Vegetarian Crockpot Taco Chili with Quinoa

  • Author: Kelly McNelis
  • Yield: 6 servings 1x


This is a fresh and flavorful recipe that you can cook in your crockpot or freeze (raw) and cook later. Top with corn chips, shredded cheese, guacamole, and fresh cilantro.


  • 1 cup dry, uncooked quinoa
  • 1 cup water
  • 15oz can black beans, drained and rinsed
  • 15oz can light kidney beans, drained and rinsed
  • 15oz jar salsa
  • 1 cup frozen corn
  • 1 tablespoon chili powder
  • 1 tablespoon parsley
  • 2 teaspoons garlic powder
  • 2 teaspoons onion powder
  • 1 teaspoon salt
  • 3/4 teaspoon pepper
  • 1/2 teaspoon dill
  • 1/2 teaspoon cumin
  • 1/2 teaspoon crushed red pepper flakes
  • 1/2 teaspoon paprika
  • 1/2 teaspoon oregano
  • 32oz vegetable broth (4 cups) (not needed until day of cooking)
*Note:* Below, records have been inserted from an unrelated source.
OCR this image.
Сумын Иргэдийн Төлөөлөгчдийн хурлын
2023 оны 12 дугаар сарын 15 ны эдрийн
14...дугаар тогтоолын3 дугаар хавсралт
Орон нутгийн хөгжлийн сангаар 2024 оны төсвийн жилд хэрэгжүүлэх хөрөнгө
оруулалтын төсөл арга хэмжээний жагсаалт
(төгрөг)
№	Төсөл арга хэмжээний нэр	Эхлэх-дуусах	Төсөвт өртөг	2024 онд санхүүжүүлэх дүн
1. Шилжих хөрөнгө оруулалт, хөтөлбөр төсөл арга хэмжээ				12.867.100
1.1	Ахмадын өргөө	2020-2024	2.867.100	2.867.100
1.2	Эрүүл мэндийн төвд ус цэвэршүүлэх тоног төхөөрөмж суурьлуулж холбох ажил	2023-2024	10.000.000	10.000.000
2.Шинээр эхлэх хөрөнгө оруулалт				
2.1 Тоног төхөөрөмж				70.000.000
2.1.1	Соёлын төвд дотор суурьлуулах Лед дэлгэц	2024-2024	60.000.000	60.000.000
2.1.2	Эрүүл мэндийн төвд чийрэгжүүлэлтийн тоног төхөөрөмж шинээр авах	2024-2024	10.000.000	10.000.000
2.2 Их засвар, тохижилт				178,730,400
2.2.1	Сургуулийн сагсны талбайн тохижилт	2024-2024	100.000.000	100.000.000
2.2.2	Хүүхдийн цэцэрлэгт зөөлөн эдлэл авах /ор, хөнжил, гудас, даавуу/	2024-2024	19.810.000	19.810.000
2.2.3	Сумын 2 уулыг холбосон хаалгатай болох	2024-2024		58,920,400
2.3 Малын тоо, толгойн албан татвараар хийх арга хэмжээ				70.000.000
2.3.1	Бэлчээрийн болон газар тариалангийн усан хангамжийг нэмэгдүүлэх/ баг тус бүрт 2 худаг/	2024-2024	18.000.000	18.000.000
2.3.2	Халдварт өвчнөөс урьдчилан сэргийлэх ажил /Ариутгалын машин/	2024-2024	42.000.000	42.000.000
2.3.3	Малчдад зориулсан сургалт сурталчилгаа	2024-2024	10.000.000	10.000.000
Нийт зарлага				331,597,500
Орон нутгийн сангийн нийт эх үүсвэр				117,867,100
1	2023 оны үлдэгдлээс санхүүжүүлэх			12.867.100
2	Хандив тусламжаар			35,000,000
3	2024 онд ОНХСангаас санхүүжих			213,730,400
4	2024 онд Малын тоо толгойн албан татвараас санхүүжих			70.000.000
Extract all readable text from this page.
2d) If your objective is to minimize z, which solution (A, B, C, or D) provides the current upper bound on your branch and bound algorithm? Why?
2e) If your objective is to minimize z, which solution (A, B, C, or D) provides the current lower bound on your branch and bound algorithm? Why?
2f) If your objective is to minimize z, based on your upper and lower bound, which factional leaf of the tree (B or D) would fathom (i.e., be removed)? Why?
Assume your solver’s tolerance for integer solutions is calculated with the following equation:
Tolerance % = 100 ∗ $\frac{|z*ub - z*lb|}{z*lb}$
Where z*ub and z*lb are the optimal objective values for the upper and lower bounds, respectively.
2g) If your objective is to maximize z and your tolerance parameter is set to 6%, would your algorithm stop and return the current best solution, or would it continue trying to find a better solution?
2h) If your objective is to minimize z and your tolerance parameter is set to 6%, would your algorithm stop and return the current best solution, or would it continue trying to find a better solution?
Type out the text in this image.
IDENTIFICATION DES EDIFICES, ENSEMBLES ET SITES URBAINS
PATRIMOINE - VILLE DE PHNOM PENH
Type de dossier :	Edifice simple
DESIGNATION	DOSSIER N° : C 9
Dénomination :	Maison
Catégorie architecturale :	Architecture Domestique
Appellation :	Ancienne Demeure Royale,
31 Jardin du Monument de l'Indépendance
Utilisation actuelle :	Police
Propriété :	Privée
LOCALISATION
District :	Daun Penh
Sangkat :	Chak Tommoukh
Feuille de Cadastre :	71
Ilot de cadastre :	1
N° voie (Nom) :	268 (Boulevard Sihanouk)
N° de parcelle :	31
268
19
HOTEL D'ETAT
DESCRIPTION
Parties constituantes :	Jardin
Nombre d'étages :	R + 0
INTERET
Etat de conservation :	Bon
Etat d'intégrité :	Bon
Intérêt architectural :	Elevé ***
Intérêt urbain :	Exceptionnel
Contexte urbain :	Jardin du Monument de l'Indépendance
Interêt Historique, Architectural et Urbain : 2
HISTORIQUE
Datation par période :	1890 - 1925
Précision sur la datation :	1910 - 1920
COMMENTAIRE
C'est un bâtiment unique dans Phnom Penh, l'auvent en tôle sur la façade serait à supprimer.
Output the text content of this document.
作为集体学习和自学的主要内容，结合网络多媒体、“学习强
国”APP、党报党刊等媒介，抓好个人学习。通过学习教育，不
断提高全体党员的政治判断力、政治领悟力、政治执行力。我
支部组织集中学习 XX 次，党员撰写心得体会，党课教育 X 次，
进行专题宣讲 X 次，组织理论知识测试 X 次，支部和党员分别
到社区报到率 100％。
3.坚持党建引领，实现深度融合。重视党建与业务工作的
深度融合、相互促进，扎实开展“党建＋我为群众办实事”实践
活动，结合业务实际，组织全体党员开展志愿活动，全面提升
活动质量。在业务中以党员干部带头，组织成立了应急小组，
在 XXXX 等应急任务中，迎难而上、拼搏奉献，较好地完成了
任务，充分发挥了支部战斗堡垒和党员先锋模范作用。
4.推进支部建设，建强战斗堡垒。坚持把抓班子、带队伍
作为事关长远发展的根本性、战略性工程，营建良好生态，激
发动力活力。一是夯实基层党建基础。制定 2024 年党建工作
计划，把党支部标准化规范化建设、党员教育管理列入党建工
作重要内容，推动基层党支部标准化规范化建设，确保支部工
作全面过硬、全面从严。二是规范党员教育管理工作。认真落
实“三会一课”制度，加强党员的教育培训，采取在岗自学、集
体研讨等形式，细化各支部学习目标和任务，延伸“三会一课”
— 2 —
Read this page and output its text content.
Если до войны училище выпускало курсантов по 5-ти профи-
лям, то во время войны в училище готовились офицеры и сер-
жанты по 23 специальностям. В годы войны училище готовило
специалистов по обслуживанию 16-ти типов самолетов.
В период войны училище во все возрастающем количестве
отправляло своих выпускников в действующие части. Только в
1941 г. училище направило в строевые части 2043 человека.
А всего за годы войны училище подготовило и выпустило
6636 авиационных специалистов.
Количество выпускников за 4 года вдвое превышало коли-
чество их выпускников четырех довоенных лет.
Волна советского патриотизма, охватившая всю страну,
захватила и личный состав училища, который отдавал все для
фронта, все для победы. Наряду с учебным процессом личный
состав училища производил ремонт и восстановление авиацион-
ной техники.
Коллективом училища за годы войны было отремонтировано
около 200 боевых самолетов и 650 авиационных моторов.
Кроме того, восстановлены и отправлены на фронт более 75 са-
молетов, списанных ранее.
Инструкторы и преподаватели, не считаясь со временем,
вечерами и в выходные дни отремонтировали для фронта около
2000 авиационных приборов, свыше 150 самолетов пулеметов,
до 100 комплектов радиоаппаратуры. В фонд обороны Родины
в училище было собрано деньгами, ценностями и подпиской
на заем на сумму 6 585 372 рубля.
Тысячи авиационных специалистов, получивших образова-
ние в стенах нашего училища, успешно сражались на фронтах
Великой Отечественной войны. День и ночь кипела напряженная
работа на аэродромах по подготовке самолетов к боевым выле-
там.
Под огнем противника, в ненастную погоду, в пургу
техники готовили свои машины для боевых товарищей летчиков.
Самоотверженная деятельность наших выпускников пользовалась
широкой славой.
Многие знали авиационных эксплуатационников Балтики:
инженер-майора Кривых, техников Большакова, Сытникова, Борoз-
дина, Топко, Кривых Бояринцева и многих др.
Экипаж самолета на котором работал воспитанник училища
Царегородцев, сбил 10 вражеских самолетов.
  1. Add all ingredients to crockpot.
  2. Cook 4-6 hours on “low” setting.

To Freeze and Cook Later

  1. Label a gallon-sized plastic freezer bag with the name of the recipe, cooking instructions, and use-by date (which would be 3 months from the prep date).
  2. Add all ingredients to freezer bag (except broth), seal, and freeze up to three months.
  3. When ready to cook, thaw freezer bag overnight in the refrigerator or in the morning in water.
  4. Add to crockpot with broth and cook on “low” setting for 4-6 hours.